Somuncu Baba ve Duaçınarı'nın hikayesini anlatan Uludağ Üniversitesi Tarih Bölüm Başkanı Prof. Dr. Hasan Basri Öcalan, “Somuncu Baba'nın asıl adı Hamîdüddin Aksarayî'dır. Aksaray'da doğmuş ve Bursa'ya gelmiş. Bursa'da Yıldırım Bayezid döneminde Ulu Cami inşaatı yapılmakta. Somuncu Baba da tasavvuftaki gizlilik esasına dayanarak kimliğini saklıyor. Bursa'da bir fırın kuruyor ve Ulu Cami işçilerine ekmek dağıtıyor. Halk arasında Somuncu Baba, Ekmekçi Dede şeklinde namı yayılıyor. 1399'da Ulu Cami açılacağı zaman Yıldırım Bayezid, damadı Emirsultan'a Ulu Cami'nin açılış hutbesini yapmasını istiyor. Emirsultan ise Bayezid'a ‘aramızda bu dönemin en büyük alimlerinden birisi var, onun bu hutbeyi vermesi daha uygun' diyor. Dolayısıyla Somuncu Baba hutbeye çıkıyor ve rivayetlere göre Fatiha Suresi'ni 7 farklı şekilde tefsir ediyor. Denir ki ilk yorumu herkes anladı. İkinci yorumu alimler anladı. Üçüncü yorumu çoğu kişinin anlamadığı söylenir. Tasavvufta şöhret afettir derler. Bu olayla birlikte Somuncu Baba'nın alim olduğu sırrı ortaya çıkıyor ve Bursa'yı terk etme kararı alıyor. Somuncu Baba Bursa'dan ayrılırken bugünkü Yıldırım ilçesi Duaçınarı semtine gelince bir çınar ağacının altına gelip Bursa ve Bursalılar için dua ettiği rivayet edilir. Bu nedenle bu çınara dua çınarı adı verilmiştir. Bu tür mekanlar aslında birçok şehirde var.

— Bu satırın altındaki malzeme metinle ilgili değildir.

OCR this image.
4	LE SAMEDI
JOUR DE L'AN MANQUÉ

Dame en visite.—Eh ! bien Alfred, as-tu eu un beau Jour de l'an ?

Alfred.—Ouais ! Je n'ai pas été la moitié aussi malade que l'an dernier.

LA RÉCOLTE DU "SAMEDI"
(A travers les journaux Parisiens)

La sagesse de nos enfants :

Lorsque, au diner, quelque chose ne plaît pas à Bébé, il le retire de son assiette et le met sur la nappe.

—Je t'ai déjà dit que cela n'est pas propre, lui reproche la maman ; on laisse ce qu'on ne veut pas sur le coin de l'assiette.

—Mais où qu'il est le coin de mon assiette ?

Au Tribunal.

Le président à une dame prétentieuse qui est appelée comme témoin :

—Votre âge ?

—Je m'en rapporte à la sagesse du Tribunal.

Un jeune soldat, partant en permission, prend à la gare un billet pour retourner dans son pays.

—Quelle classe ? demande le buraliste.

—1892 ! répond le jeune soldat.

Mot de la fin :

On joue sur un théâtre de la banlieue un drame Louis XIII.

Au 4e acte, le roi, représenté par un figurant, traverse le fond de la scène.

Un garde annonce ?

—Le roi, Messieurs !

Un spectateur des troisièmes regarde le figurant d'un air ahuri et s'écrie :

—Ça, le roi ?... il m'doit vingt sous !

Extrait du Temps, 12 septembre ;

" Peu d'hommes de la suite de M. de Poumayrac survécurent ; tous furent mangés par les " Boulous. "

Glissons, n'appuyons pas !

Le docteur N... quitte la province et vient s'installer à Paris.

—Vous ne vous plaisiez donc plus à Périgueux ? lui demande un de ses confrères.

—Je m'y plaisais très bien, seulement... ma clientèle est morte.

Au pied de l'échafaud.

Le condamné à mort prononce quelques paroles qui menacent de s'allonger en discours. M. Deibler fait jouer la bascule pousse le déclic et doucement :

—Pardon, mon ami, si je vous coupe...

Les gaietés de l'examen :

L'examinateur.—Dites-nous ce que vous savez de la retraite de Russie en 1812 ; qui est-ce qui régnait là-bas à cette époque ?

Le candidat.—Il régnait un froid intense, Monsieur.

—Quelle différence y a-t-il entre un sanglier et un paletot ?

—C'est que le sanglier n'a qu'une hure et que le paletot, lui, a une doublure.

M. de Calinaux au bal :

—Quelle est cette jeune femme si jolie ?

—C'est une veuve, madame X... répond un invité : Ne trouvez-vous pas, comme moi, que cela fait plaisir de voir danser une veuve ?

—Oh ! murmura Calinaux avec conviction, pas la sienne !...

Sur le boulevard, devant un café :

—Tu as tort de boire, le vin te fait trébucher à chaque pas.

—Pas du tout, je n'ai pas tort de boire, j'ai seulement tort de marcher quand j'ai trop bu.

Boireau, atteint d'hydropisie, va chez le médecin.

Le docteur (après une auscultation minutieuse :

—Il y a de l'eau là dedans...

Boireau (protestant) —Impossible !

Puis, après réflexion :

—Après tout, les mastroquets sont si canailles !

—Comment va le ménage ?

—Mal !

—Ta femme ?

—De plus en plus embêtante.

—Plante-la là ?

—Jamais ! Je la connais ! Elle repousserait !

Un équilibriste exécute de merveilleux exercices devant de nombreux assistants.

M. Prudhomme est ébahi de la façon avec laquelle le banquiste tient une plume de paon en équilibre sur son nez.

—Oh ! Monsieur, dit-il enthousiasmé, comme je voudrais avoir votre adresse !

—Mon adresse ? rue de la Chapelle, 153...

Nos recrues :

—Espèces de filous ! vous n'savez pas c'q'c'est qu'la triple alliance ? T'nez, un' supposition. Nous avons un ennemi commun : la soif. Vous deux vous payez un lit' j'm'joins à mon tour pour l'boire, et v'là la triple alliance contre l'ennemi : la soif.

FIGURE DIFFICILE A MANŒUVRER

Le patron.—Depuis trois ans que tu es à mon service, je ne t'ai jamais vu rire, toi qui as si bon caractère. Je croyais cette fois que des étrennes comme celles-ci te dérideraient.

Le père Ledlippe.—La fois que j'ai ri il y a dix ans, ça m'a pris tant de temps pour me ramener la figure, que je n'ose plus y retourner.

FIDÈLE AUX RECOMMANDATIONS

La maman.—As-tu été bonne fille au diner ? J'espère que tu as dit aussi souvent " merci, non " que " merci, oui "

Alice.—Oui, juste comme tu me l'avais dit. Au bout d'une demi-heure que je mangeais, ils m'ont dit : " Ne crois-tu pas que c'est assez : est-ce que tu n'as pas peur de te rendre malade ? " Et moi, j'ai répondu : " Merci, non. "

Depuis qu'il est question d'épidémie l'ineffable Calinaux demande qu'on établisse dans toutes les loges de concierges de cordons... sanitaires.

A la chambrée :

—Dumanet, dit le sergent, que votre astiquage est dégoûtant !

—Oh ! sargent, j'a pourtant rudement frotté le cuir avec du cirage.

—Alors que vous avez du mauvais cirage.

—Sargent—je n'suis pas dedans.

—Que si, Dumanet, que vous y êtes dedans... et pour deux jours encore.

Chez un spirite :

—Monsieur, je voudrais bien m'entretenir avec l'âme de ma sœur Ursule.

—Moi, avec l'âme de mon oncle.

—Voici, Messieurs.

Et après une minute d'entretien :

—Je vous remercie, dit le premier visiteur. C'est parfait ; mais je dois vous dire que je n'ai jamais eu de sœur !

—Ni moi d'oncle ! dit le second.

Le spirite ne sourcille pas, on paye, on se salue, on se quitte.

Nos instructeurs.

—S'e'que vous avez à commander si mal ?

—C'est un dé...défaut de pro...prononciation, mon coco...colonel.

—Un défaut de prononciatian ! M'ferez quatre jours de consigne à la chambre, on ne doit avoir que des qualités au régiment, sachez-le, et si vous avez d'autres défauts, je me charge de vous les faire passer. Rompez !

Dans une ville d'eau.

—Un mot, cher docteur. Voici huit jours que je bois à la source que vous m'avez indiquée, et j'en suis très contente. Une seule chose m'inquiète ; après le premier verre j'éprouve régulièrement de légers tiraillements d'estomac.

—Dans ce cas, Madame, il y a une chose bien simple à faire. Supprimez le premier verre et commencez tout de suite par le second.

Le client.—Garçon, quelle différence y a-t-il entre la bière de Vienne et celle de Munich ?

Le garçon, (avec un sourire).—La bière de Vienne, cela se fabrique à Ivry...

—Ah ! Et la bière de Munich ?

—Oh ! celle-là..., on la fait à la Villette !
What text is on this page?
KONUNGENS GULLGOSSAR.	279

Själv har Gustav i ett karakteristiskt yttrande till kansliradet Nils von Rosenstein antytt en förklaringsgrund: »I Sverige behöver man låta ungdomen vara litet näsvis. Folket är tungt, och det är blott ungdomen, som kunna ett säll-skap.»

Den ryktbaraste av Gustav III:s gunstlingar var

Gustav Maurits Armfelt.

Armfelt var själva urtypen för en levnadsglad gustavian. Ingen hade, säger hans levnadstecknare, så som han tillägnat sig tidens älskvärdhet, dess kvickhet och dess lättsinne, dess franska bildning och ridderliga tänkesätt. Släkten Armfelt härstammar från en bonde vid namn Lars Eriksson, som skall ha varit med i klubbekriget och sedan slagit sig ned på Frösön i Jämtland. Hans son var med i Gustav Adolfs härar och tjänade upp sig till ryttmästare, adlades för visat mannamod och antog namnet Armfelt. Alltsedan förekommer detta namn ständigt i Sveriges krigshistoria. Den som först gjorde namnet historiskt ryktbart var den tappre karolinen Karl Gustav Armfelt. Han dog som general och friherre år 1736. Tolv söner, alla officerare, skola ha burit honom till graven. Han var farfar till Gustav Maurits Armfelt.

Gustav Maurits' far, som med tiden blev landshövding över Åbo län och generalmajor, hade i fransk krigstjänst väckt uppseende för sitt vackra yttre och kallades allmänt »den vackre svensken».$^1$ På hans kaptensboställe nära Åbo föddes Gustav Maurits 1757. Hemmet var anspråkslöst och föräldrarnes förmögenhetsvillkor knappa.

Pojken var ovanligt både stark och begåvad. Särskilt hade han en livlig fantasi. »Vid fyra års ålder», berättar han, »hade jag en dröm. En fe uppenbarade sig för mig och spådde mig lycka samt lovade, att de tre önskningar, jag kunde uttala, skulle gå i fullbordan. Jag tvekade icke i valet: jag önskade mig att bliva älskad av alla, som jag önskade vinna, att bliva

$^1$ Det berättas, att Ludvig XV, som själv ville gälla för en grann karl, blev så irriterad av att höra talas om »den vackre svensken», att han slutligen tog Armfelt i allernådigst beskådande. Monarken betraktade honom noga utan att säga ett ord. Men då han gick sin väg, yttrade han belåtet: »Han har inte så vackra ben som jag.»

Ordu sefere çıkarken veya hacılar yola çıkarken oralarda dua ederler” şeklinde konuştu.
“Şehirleşmenin getirdiği şartlar nedeniyle artık dayanamadı” Duaçınarı'nın korunmasında ve Uludağ Üniversitesi'nde sergilenmesinde öncülük eden emekli akademisyen Merih Ercan, “Gerçekten gördükçe insanın içi bir tuhaf oluyor. Yıllar önce Uludağ Üniversitesi Eğitim Fakültesi Resim Anabilim Dalı Başkanıydım. Bir gün yolda giderken birden trafik durdu. Kaza mı var derken semte adını veren o görkemli 650 yıllık ağaç şehirleşmenin getirdiği şartlar nedeniyle artık dayanamadı. İçi tamamen çürümüştü. Bugün burada koruma altına alınan dalları. Biz fakülte olarak müdahale ettik. Kesilip yok olacak parçalar böylece kazandırılmış oldu. Bu güne kadar korumaya çalıştık. En büyük güvencesi bir kurumun önünde olması onun bu güne kadar korunmasını sağladı” dedi.